О, мой принц! - стр. 39
А вот дядя их как-то смотрит на них, вот прямо чувствую, больше из вежливости. Вон его матушка говорит ему: «Сынок, правда, необычайные красавицы?»
А он такой: «Конечно, матушка, обе пошли в Вас».
Оох, какой же у него сексуальный голос! Так и слышу, как он этим голосом говорит мне что-нибудь типа… типа: «Элеонора, дорогая моя, давай сегодня никуда не поедем, а займёмся чем-нибудь поинтересней…» Ах, ну что-то типа этого. Или вот, например…
Да, блин, как это я прослушала, ведь мадам Рогнеда что-то говорит, причём лично мне. Ведь иномирное воплощение Клавдии Сергеевны, благожелательно смотря на меня, явно ждёт ответа. А что делает любая приличная девушка, когда понятия не имеет, что, собственно, сказать-то?
Совершенно верно, она ещё больше выпрямляет и без того прямую спинку, смотрит чистым взором и, конечно, соглашается с собеседником изящным утвердительным наклоном своей красивой головки, что же ещё-то, ёлки!
Правда, похоже, Клавдию Сергеевну я опять чем-то развеселила, а гм… его сиятельство Ратмир, на которого я всё-таки не смогла не взглянуть хотя бы мельком, так вот, его сиятельство Ратмир именно в момент моего мимолётнейшего взгляда подмигнул мне и улыбнулся обалденной улыбкой! Просто обалденной! Других слов у меня нет при всём богатстве нашего великого и могучего русского языка.
Внесла ясность в эту не совсем мне понятную ситуацию Нэймэри, сказав, что и она хотела бы пожелать доброй дороги господину и скорейшего возвращения госпоже. Ааа, так это было как бы "до свидания"…
Но главное-то не это! А то, что Ратмир меня, кажется, хотя бы на миг, но увидел! Ах... Пусть это будет нашим первым маленьким шагом вот к этому: «Элеонора, дорогая моя…» Ах... Любая дорога начинается с первого шага, верно?
16. глава 16
Ратмир.
Даа, матушка что-то совсем плохая стала. Можно ли было вообразить ещё недавно, что графиня Корнегейская покажет кому-либо из посторонних свои чувства. Да какое там посторонним, даже мы с братом, и то были свидетелями матушкиных сильных эмоций лишь пару раз, когда за грани уходил наш отец.

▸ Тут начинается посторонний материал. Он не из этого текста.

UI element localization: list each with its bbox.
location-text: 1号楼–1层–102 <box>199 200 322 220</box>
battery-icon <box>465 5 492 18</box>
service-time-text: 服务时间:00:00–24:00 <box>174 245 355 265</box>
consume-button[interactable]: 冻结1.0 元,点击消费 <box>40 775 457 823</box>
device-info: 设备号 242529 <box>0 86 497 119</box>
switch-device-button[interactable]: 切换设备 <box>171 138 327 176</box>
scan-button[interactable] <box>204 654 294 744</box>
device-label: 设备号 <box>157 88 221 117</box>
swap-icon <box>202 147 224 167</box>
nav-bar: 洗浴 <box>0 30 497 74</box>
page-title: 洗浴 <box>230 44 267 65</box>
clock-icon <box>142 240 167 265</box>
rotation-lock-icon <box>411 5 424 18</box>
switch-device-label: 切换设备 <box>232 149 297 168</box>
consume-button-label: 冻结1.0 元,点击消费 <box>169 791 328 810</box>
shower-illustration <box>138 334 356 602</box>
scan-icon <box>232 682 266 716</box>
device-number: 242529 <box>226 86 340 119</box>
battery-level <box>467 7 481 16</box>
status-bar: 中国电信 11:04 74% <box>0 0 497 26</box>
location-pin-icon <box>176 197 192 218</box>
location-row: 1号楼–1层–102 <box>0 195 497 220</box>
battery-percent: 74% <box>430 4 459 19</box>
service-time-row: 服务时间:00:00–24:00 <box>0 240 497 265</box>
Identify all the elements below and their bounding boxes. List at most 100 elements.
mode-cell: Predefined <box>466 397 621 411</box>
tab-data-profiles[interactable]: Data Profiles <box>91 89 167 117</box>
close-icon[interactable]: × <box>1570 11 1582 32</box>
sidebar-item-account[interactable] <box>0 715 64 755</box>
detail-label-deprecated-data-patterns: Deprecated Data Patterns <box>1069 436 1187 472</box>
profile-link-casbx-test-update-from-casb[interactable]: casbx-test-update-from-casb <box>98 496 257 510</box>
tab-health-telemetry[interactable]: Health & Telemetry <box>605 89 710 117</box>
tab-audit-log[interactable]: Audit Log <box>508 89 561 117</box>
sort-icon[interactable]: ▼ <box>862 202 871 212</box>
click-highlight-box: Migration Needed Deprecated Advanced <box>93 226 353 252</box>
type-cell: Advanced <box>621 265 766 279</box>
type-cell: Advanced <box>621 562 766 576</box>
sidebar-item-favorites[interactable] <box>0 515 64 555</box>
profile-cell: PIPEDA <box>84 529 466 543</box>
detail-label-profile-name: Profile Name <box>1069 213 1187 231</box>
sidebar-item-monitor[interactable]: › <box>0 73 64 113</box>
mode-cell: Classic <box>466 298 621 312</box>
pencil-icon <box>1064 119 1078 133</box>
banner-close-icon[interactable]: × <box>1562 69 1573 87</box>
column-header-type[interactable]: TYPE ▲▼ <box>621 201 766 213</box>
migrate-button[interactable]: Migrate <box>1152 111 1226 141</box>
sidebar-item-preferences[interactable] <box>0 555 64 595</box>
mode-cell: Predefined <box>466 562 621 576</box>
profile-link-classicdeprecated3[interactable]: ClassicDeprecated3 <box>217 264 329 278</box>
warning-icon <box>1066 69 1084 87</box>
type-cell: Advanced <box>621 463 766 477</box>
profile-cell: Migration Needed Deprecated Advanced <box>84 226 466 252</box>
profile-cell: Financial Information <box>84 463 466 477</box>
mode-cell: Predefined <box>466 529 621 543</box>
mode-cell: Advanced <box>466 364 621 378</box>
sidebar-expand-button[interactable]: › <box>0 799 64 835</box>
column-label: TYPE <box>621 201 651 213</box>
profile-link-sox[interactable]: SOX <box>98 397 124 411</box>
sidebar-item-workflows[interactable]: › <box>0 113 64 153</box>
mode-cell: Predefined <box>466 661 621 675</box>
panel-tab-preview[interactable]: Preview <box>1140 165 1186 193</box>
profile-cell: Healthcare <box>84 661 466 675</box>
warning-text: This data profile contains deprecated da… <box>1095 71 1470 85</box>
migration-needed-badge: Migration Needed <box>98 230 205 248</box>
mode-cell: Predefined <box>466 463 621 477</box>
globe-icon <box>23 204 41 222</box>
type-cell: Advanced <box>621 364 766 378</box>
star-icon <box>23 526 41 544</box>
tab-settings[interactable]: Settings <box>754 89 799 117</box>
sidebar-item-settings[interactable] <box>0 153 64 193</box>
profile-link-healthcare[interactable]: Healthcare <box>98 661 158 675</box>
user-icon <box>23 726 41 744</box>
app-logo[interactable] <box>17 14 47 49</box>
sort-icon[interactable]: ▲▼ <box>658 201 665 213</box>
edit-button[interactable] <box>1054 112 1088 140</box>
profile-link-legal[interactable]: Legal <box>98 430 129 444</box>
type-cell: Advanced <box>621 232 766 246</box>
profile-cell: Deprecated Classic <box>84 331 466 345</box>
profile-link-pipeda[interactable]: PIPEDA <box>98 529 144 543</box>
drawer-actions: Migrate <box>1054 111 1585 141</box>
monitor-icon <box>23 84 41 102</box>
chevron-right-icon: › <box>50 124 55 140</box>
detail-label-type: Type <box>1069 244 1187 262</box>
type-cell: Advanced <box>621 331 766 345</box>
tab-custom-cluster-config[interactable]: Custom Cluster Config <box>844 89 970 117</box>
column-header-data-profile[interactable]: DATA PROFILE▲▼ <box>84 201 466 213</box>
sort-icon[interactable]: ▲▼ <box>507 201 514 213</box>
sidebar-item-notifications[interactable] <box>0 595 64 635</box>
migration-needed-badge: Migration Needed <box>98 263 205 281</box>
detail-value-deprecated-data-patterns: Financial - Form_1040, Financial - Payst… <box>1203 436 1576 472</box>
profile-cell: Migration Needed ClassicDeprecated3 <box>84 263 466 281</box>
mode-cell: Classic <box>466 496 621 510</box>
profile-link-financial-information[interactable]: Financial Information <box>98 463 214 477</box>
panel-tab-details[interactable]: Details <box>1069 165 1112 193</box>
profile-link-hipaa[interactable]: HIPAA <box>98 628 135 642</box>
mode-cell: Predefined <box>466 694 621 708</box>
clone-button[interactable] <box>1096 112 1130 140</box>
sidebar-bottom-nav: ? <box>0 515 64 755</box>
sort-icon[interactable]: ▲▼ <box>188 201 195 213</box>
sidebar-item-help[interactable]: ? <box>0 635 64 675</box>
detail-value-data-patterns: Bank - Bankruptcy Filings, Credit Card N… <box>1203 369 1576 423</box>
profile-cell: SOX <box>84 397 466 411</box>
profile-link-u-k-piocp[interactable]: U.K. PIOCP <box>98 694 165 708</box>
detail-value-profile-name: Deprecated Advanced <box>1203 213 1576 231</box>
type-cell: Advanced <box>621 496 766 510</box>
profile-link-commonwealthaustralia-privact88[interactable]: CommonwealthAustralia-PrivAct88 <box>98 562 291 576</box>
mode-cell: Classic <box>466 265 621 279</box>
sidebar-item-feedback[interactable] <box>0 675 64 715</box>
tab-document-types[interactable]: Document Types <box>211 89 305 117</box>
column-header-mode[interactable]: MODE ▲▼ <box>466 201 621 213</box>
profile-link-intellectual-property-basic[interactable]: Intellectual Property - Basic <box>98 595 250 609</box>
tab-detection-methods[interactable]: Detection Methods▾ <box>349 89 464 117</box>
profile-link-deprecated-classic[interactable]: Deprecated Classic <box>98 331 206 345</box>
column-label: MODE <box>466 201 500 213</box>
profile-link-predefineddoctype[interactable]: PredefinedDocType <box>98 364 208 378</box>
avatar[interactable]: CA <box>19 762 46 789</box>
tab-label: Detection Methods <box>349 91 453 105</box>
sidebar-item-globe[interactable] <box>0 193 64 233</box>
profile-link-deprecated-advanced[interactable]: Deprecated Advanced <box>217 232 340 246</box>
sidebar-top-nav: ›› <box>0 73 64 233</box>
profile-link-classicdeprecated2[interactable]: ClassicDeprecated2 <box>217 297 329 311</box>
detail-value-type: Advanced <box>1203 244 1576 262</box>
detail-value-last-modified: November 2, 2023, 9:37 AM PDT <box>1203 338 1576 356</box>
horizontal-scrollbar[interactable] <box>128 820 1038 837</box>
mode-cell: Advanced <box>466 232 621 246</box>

Но на похоронах отца матушка напоминала величественную статую, поддерживая своим мужеством всех нас. Когда пропал братец, вот тогда матушка стала сдавать. Она стала как-то так смотреть на меня, словно боялась, что и я покину её.
Поэтому я не стал возражать, когда матушка изъявила желание проводить меня. Правда, разрешил проводить меня лишь до моего замка. Матушка-то, конечно, рвалась провожать меня чуть ли не до самой границы.
Сто раз я повторял ей, что со мной ничего не случится, что я беру с собой практически весь родовой запас артефактов и накопителей, что для поиска Эда я собираюсь использовать нашу братскую связь. Что Эд жив, наконец, иное я давно бы почувствовал по нашей связи, и что я вытащу Эда из любой задницы, куда бы он ни попал. Выразился я слегка не так, конечно.
Но какое там. Едва мы скрылись с глаз Нэймэри и этой, новенькой, как матушка совсем расклеилась. Единственное, чем я смог её отвлечь, так это глупейшими обсуждениями новоявленных графинек Корнегейских.
Матушка в обеих с удовольствием черты кого только не нашла. И взглядики-то у них умненькие, и личики-то красивенькие. Я, конечно, соглашался во всём с матушкой, лишь бы она хоть немного успокоилась. Хотя по мне, так там и говорить-то не о чем.